The first day of the two-day ICC Board meeting in Dubai saw both the restructured revenue model and the change in the governance system put up to be voted for or against by the members.
The Indian cricket board lost the vote on the ‘governance and constitutional changes’ by a whopping 1-9 margin and the vote on the revenue model, which was even more important saw the BCCI losing out on a 2-8 margin. Sri Lanka was the only country that voted for the BCCI.
A senior BCCI functionary present in Dubai told the news agency PTI, “Yes, the votings are over. It was 8-2 in favour of revamped revenue model and 9-1 in favour of constitutional changes,”

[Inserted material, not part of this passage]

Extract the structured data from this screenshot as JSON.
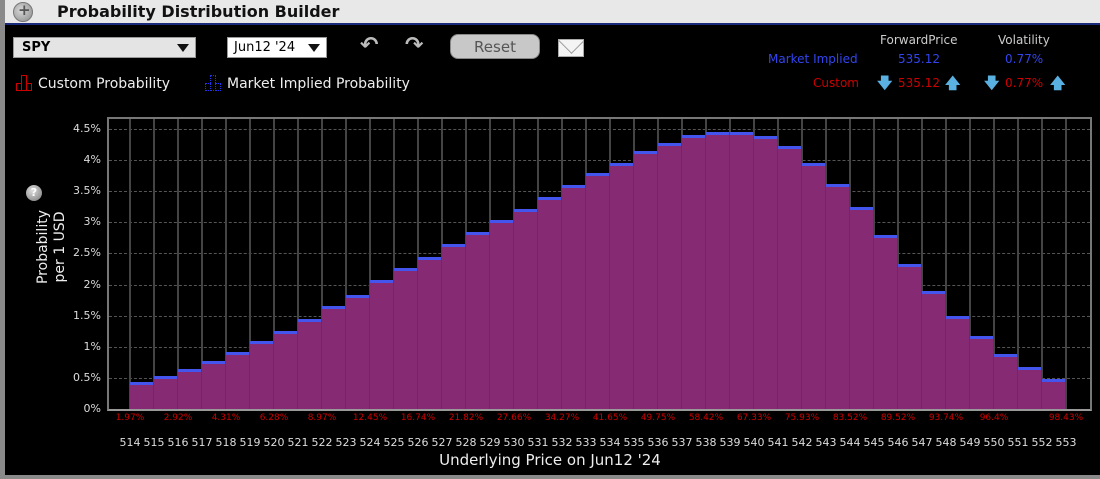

“The BCCI has voted against both as we had, in principle, maintained that all these changes are completely unacceptable for us. At this point, we can only say that all options are open for us. We would have to go back to our SGM and apprise the members of the situation” he further added.
From sources we also learn that after the BCCI rejected an additional 100 million payout in revenue, it was given the option of USD 290 million which is a USD 280 million cut from the USD 570 million that India was getting till last year.
With the current scheme of things, it is very evident that the BCCI isn’t at all pleased with the way things have progressed so far. Also, there’s a high chance of them pulling out of the upcoming Champions Trophy which would result in the loss of a lot of revenue for the ICC as India is one of the most followed cricket teams in the world.